The teachers also decided that by performing their works, the middle school students would gain valuable experience.
“After a long discussion, Sara (Tourscher) and I decided that it would be best to perform for college students who were either interested in being teachers or were familiar with the subject matter being presented,” said Bouley. “The authenticity of the audience would push our students to create high quality work, knowing that their performances would be judged by people who cared about the subject.”
And how did the students assess their experience at the College of Education?
“They were excited and proud of themselves for taking the positive risk to perform in front of the college students. They kept saying, ‘I was so nervous, but I did really well once I got up there!’" Bouley said.
Velez and DelValle saw benefits, too.
“I think reading in front of the college students was important,” said DelValle. “It makes us more courageous and confident to say it in front of people you barely know.”

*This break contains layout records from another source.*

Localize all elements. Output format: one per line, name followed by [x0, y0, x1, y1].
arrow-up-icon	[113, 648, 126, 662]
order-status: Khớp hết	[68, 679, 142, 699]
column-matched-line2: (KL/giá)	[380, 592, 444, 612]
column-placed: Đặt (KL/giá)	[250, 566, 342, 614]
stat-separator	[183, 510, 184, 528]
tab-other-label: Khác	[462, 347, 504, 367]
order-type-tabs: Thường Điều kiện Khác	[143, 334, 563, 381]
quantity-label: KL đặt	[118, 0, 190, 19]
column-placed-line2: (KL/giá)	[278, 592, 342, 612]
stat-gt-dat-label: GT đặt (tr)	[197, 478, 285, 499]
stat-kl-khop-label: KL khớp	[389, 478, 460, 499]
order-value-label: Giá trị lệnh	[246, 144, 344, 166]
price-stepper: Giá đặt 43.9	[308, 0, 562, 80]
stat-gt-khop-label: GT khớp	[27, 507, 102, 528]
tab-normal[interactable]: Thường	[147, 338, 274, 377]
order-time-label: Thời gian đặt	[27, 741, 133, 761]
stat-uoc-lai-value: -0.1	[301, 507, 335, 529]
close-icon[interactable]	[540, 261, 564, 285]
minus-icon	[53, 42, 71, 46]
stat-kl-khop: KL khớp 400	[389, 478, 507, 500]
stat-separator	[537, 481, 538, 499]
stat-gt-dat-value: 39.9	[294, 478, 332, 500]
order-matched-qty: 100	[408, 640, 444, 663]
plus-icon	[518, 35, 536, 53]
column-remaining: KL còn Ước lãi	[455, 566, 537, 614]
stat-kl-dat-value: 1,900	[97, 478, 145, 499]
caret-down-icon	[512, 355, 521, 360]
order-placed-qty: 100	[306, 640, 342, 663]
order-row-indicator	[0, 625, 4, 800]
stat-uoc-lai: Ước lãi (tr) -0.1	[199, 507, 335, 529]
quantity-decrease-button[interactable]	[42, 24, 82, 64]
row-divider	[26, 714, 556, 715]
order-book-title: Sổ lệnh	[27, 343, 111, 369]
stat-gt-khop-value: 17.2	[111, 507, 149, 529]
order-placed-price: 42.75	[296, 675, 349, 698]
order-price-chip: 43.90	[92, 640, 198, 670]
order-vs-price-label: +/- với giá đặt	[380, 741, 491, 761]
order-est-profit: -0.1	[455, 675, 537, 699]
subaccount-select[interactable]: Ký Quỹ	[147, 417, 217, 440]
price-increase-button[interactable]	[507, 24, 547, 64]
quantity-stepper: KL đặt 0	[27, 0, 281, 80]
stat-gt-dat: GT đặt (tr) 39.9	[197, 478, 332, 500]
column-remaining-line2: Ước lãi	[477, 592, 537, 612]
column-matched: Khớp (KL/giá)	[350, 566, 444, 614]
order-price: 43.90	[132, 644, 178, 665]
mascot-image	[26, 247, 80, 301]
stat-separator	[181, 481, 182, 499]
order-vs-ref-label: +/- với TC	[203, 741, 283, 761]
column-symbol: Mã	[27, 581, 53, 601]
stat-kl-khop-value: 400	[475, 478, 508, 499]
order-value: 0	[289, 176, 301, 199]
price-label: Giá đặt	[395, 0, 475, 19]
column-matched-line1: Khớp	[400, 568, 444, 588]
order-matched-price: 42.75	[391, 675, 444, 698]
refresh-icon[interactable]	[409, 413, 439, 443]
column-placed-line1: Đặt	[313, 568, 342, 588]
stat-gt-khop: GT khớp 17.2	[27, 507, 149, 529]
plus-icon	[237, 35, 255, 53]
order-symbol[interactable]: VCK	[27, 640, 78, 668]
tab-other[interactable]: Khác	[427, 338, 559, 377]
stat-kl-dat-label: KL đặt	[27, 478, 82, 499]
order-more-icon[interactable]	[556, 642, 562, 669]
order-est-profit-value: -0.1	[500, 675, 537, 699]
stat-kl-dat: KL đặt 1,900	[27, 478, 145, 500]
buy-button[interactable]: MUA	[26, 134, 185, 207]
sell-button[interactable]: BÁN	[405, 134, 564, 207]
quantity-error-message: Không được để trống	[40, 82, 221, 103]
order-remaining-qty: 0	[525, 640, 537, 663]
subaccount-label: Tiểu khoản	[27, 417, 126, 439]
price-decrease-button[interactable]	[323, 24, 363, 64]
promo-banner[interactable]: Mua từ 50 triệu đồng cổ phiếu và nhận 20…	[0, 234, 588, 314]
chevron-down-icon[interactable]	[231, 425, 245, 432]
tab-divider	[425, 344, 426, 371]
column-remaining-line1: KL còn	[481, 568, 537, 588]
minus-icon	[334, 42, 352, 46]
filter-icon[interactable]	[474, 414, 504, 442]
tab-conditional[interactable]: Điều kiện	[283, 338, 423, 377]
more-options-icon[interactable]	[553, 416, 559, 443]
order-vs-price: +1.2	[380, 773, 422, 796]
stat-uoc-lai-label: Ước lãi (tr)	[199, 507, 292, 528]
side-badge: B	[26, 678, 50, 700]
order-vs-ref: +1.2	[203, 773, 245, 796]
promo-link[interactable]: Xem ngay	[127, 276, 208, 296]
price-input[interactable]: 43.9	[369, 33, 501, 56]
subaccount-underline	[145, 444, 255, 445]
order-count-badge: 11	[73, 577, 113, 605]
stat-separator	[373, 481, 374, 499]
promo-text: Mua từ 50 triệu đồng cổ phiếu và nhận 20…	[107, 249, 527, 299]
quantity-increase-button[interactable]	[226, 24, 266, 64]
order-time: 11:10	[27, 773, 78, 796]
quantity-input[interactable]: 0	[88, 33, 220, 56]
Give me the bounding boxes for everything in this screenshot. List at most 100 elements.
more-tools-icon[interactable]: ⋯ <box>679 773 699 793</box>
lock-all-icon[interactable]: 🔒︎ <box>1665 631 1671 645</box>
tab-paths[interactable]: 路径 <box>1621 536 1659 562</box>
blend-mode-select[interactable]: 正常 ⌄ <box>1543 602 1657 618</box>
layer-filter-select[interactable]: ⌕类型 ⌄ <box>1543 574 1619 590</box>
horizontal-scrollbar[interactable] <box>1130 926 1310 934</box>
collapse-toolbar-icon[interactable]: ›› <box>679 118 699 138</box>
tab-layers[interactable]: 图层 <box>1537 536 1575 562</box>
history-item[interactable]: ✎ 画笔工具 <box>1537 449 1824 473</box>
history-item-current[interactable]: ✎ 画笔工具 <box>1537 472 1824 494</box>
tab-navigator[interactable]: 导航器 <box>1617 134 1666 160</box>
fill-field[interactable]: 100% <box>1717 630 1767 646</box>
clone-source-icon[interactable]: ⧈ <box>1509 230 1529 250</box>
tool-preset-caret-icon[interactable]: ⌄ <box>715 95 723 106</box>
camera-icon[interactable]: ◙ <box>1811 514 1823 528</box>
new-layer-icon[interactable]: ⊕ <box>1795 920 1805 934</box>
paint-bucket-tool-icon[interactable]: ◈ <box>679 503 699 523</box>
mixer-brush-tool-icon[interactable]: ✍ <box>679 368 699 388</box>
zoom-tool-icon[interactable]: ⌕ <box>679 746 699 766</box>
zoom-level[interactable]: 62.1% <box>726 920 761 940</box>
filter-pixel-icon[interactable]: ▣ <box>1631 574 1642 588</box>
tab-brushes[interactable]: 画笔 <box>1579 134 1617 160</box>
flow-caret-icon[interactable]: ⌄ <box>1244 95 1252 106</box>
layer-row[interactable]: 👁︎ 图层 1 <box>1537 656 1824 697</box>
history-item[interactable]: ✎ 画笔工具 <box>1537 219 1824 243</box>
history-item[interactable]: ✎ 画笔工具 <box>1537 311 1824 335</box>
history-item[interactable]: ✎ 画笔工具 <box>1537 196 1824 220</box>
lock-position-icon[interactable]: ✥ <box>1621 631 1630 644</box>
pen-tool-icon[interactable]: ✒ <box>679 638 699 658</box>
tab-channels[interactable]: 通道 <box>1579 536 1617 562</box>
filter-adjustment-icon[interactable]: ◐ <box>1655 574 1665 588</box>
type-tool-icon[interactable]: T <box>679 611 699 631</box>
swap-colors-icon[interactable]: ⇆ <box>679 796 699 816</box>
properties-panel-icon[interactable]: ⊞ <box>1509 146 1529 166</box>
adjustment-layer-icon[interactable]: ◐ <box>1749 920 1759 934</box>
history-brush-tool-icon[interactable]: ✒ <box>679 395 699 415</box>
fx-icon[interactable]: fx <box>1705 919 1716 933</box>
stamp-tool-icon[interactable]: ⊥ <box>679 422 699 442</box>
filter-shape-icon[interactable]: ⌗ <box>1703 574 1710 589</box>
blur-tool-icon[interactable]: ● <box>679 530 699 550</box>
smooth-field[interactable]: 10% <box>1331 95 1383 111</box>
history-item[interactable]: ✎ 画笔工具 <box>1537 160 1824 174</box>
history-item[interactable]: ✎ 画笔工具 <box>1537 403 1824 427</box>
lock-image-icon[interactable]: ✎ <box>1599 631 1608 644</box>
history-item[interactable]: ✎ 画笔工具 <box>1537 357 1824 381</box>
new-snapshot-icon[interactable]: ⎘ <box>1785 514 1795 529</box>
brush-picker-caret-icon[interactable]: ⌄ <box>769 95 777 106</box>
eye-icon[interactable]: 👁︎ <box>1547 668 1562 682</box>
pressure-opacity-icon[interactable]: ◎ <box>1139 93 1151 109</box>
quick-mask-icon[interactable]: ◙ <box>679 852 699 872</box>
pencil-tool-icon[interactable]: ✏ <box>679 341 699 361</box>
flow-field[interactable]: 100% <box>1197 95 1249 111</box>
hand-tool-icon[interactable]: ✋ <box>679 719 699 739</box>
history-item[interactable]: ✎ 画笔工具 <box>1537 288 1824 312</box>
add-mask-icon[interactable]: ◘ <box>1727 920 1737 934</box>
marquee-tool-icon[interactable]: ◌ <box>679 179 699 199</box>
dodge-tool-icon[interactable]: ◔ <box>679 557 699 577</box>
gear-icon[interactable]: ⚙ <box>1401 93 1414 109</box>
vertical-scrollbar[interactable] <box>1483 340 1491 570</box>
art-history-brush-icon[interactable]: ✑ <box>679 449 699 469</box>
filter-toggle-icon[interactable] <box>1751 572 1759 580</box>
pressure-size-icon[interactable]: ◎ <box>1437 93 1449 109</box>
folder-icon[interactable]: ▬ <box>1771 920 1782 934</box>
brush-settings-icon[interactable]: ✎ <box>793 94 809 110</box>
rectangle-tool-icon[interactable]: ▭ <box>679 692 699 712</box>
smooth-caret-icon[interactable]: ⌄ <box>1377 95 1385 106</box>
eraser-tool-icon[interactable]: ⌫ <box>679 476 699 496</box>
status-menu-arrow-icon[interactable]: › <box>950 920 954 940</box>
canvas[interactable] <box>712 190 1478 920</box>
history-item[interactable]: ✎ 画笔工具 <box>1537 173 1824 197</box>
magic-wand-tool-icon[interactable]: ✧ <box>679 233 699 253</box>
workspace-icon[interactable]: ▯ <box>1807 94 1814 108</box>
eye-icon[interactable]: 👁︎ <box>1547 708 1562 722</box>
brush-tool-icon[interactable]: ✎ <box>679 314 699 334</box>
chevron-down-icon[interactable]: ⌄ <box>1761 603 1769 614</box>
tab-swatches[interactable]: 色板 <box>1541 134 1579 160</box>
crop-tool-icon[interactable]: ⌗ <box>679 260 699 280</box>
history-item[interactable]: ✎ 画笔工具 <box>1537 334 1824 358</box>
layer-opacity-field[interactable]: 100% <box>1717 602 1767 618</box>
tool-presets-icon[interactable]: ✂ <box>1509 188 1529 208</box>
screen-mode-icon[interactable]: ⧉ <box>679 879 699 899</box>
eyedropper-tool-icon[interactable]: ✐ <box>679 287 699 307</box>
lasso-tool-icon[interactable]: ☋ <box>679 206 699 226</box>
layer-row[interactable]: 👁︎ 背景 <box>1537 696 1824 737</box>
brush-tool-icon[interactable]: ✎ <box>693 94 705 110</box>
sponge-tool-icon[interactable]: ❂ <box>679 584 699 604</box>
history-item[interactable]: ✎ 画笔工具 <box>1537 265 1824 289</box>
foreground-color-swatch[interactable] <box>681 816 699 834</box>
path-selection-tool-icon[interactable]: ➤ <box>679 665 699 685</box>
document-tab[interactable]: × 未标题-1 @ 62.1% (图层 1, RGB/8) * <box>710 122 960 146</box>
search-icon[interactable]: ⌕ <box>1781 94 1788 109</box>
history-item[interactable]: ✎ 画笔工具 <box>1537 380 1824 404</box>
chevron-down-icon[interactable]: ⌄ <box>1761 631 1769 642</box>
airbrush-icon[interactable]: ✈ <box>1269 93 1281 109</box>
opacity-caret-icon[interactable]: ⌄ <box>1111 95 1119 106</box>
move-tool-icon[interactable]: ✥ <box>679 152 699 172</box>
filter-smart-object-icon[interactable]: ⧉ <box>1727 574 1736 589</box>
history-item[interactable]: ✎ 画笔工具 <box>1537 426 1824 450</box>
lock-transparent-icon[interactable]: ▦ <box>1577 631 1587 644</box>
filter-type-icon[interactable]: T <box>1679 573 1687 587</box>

Both students felt that the afternoon on campus, which included a tour and a meal in the Worcester Dining Commons, was time well-spent.
“I was planning to go to this school anyway,” said DelValle. Velez laughed and said that she and DeValle intended to do everything together, including attending UMass Amherst.
“This school has it all,” she said.
The poems and public service announcements were written by students Michael Dones, Tiffany LaPointe, Amanda Luther, Tarea Tart, Juan Sanchez, Gian Perez, Jamal Douglas, Shandaliz Santa, Justin Morgan, Kacey Miles, Marquise Godfrey Moran, William Robles, Jr., Christina Leung, Robert Parent, Carlos Arroyo, Abyancca Curtis, Joseph McKee, Akien Martin, Sadiyyah Muhammad, Annielu Arroyo, DaQuan Jones, Shariah Garcia, Jose Garcia, Lincoln Edwards, Shamiyah Allen, Justin Diaz, Will Rivera, Selena Toro Brown, Roberto Felix, Patrick McDonald, Raven Durant, Eddie Alicea, Nighee Eddington, Andrea Candalario, Joi Mock, Sarah Mercado, Keseniya Kovalenko, Tyasha Johnson-Wimberly, Roberto Felix, Andrea Candalario, Arycelis Torres, Edlian Velez, Ahjenay Santana, LaQuasha King, Cody Thompson, Kyler Messinger, and as previously noted, Martinez, Velez, DelValle and Johnson.
Teachers from Duggan Middle School who worked on the project and coached the students during the performances in Furcolo Hall were Sara Tourscher (M.Ed. 2008), Jason Walas (M.Ed. 2007) and Bouley. Tourcher was a member of the College of Education’s Bridges to the Future pathway. Walas and Bouley were in the 180 Days in Springfield pathway. Duggan Middle School’s English Language Arts teacher, Anne Kelleher, also assisted with the program and the performances.
For more than 20 years, the College of Education’s TEAMS project has placed undergraduate and graduate students from College of Education courses in tutoring situations in Springfield schools. The project aims to improve school performance among K-12 students and increase knowledge of teaching as a career among college tutors.